Completing the square

• December 20th 2009, 09:26 AM
llkkjj24
Completing the square
solve the following quadratic equation , solution in the form $a \pm b \sqrt{n}$

a) $2x^2 -3x -3 = 0$
b) $3x^2 -6x +1 = 0$

thanks

ps : for a i got completely messed up.
for b i got $1 \pm \frac{\sqrt{2}}{3}$ but the answer from the maths book was $1 \pm \sqrt{\frac{2}{3}}$
• December 20th 2009, 09:38 AM
Krahl
a)

$2x^2 -3x -3 = 0$
$2(x^2 -\frac{3}{2}x) -3= 0$
$2((x-\frac{3}{4})^2-(\frac{3}{4})^2) -3= 0$
$2((x-\frac{3}{4})^2)-2(\frac{3}{4})^2 -3= 0$
• December 20th 2009, 09:45 AM
Krahl
This is the procedure;

$ax^2+bx+c=0$
$a(x^2+\frac{b}{a}x)+c=0$
$a((x+\frac{b}{2a})^2-(\frac{b}{2a})^2)+c=0$
$a((x+\frac{b}{2a})^2)-a(\frac{b}{2a})^2+c=0$
$a((x+\frac{b}{2a})^2)=a(\frac{b}{2a})^2-c$
$(x+\frac{b}{2a})^2=(\frac{b}{2a})^2-\frac{c}{a}$
and solving this equation for x you get the quadratic formula.
• December 21st 2009, 09:21 AM
llkkjj24
thanks for the help, but i found out that is more easy to just take about the coeffecient of x out as a common factor, complete the sqaure, then just multiply it back in
• December 21st 2009, 10:51 PM
jgv115
stuffed the question up...
• December 21st 2009, 11:00 PM
jgv115
$2x^2 -3x -3 = 0$

Same thing. Take out 2 as a common factor then divide coefficient by 2 and square.

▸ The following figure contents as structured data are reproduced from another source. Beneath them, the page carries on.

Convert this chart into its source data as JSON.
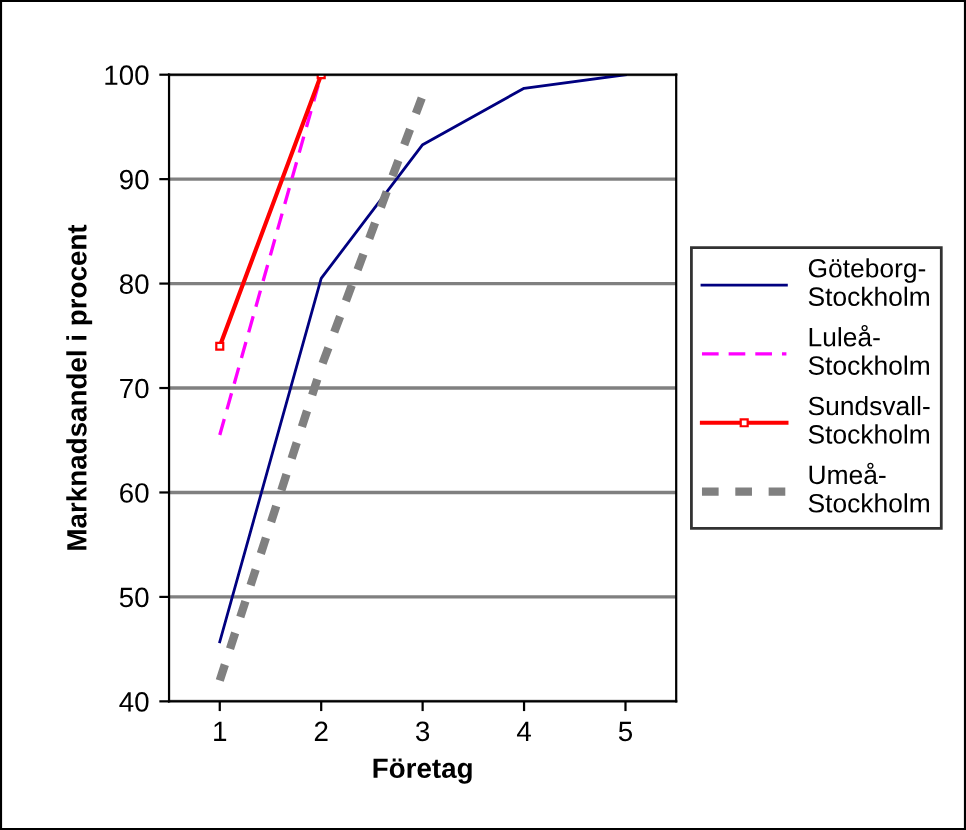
{
  "chart_data": {
    "type": "line",
    "xlabel": "Företag",
    "ylabel": "Marknadsandel i procent",
    "categories": [
      "1",
      "2",
      "3",
      "4",
      "5"
    ],
    "series": [
      {
        "name": "Göteborg-\nStockholm",
        "color": "#000080",
        "values": [
          45.7,
          80.5,
          93.3,
          98.7,
          100
        ],
        "line_style": "solid",
        "marker": "none"
      },
      {
        "name": "Luleå-\nStockholm",
        "color": "#ff00ff",
        "values": [
          65.5,
          100,
          null,
          null,
          null
        ],
        "line_style": "dashed",
        "marker": "none"
      },
      {
        "name": "Sundsvall-\nStockholm",
        "color": "#ff0000",
        "values": [
          74,
          100,
          null,
          null,
          null
        ],
        "line_style": "solid",
        "marker": "square"
      },
      {
        "name": "Umeå-\nStockholm",
        "color": "#808080",
        "values": [
          42,
          72,
          98,
          null,
          null
        ],
        "line_style": "dotted",
        "marker": "none"
      }
    ],
    "ylim": [
      40,
      100
    ],
    "yticks": [
      40,
      50,
      60,
      70,
      80,
      90,
      100
    ],
    "grid": "y",
    "legend": "right"
  }
}
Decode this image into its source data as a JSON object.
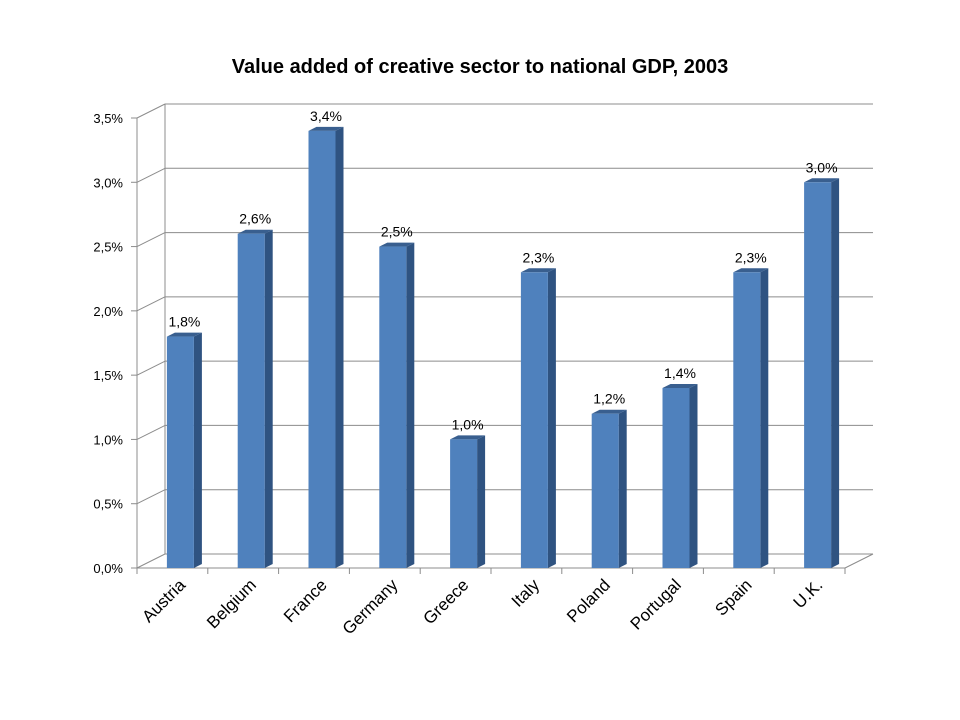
{
  "chart_data": {
    "type": "bar",
    "title": "Value added of creative sector to national GDP, 2003",
    "categories": [
      "Austria",
      "Belgium",
      "France",
      "Germany",
      "Greece",
      "Italy",
      "Poland",
      "Portugal",
      "Spain",
      "U.K."
    ],
    "values": [
      1.8,
      2.6,
      3.4,
      2.5,
      1.0,
      2.3,
      1.2,
      1.4,
      2.3,
      3.0
    ],
    "data_labels": [
      "1,8%",
      "2,6%",
      "3,4%",
      "2,5%",
      "1,0%",
      "2,3%",
      "1,2%",
      "1,4%",
      "2,3%",
      "3,0%"
    ],
    "ylim": [
      0,
      3.5
    ],
    "yticks": [
      0,
      0.5,
      1.0,
      1.5,
      2.0,
      2.5,
      3.0,
      3.5
    ],
    "ytick_labels": [
      "0,0%",
      "0,5%",
      "1,0%",
      "1,5%",
      "2,0%",
      "2,5%",
      "3,0%",
      "3,5%"
    ],
    "grid": true,
    "style": "3d-bar",
    "colors": {
      "bar_front": "#4f81bd",
      "bar_side": "#2f5381",
      "bar_top": "#395f8f",
      "grid": "#8c8c8c"
    }
  }
}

$x^2-\frac{3}{2}x - \frac{3}{2} = 0$

Coefficient divide by 2:

$\frac{3}{2} * \frac{1}{2} = \frac{3}{4}$

Square:

$(\frac{3}{4})^2 = \frac{9}{16}$

Now complete the square by dividing the coefficient by 2

$(x-\frac{3}{4})^2 - \frac{33}{16} =0$

Can you do it from here.

Do you understand everything I'm doing?